The Journal of investigative dermatology, 2016
ISSN: 1523-1747
PMID: 27890785 (view at PubMed or Europe PMC)
A well-defined risk factor and precursor for cutaneous melanoma is the dysplastic nevus. These benign tumors represent clonal hyperproliferation of melanocytes that are in a senescent-like state, but with occasional malignant transformation events. To portray the mutational repertoire of dysplastic nevi in patients with the dysplastic nevus syndrome, and to determine the discriminatory profiles of melanocytic nevi (including dysplastic nevi) from melanoma, we sequenced exomes of melanocytic nevi including dysplastic nevi (n = 19), followed by a targeted gene panel (785 genes) characterization of melanocytic nevi (n = 46) and primary melanomas (n = 42).
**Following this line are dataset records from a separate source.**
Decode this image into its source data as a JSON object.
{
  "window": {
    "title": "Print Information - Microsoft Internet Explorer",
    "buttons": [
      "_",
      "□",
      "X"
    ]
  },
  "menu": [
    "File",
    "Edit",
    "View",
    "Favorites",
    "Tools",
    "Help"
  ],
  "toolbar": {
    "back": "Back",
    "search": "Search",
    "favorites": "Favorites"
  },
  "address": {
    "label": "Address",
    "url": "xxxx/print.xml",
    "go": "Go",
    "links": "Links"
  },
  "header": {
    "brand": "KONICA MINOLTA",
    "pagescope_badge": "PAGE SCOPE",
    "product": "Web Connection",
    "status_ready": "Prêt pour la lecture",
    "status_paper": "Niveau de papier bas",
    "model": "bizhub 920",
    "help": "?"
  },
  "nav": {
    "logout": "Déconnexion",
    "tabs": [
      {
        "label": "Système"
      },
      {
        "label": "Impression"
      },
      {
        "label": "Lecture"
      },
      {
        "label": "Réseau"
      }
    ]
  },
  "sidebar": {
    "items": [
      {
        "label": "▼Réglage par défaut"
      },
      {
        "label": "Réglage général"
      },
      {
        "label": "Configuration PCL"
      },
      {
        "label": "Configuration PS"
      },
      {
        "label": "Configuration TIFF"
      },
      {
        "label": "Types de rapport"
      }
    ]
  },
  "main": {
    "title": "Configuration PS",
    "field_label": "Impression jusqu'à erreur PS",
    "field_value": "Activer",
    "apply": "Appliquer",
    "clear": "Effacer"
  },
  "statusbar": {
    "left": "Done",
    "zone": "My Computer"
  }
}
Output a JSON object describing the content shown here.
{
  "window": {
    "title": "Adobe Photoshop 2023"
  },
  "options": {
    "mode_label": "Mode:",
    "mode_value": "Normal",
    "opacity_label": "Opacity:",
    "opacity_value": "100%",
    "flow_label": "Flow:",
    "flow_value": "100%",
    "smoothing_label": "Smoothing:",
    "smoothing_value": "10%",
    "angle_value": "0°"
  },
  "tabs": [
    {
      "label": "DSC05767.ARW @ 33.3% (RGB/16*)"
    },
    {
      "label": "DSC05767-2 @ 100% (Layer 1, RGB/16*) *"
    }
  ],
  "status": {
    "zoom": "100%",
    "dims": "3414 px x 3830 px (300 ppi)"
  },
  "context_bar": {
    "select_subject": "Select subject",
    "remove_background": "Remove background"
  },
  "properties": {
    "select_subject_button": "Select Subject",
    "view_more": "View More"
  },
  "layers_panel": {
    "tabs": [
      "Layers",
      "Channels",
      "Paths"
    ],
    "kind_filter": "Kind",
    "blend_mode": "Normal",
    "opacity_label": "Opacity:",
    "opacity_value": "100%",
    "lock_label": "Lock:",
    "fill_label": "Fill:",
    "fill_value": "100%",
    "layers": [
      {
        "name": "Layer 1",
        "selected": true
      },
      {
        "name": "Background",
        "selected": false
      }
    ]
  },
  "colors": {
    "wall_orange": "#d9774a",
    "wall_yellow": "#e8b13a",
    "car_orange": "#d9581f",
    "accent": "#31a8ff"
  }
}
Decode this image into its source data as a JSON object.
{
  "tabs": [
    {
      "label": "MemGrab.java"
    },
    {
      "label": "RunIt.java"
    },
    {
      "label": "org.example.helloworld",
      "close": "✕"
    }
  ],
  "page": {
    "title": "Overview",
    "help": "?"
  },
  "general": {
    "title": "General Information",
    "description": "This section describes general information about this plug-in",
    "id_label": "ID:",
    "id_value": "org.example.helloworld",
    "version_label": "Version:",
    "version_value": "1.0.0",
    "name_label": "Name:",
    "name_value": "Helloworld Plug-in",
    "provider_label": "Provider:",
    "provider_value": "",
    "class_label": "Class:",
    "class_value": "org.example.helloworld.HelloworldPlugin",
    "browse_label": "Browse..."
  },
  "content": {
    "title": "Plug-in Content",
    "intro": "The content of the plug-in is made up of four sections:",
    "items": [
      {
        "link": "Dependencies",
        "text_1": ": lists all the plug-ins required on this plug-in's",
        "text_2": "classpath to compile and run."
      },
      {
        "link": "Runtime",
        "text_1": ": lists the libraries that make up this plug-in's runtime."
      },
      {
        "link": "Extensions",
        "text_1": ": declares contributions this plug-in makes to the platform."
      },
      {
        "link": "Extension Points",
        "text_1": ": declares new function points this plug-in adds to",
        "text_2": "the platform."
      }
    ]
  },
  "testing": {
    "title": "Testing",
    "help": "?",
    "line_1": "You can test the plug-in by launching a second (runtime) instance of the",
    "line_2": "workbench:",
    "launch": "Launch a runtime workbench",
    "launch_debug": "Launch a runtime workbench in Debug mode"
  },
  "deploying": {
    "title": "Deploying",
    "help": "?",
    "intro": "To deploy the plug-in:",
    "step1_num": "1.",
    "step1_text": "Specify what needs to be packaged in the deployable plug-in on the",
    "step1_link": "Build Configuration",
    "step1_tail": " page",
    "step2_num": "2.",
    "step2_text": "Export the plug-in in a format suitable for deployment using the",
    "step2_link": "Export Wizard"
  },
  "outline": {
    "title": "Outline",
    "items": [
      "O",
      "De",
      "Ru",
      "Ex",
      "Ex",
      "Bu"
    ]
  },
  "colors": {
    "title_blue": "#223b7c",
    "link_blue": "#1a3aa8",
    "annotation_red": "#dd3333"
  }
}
Exome sequencing revealed that dysplastic nevi harbored a substantially lower mutational load than melanomas (21 protein-changing mutations versus >100). Known 'driver' mutations in genes for melanoma including CDKN2A,TP53,NF1, RAC1, and PTEN were not found among any melanocytic nevi sequenced. Additionally, melanocytic nevi including dysplastic nevi showed a significantly lower frequency and a different ultraviolet-associated mutational signature. These results show that while melanocytic nevi and dysplastic nevi harbor stable genomes with relatively few alterations, progression into melanomas requires additional mutational processes affecting key tumor suppressors. This study identifies molecular parameters that could be useful for diagnostic platforms.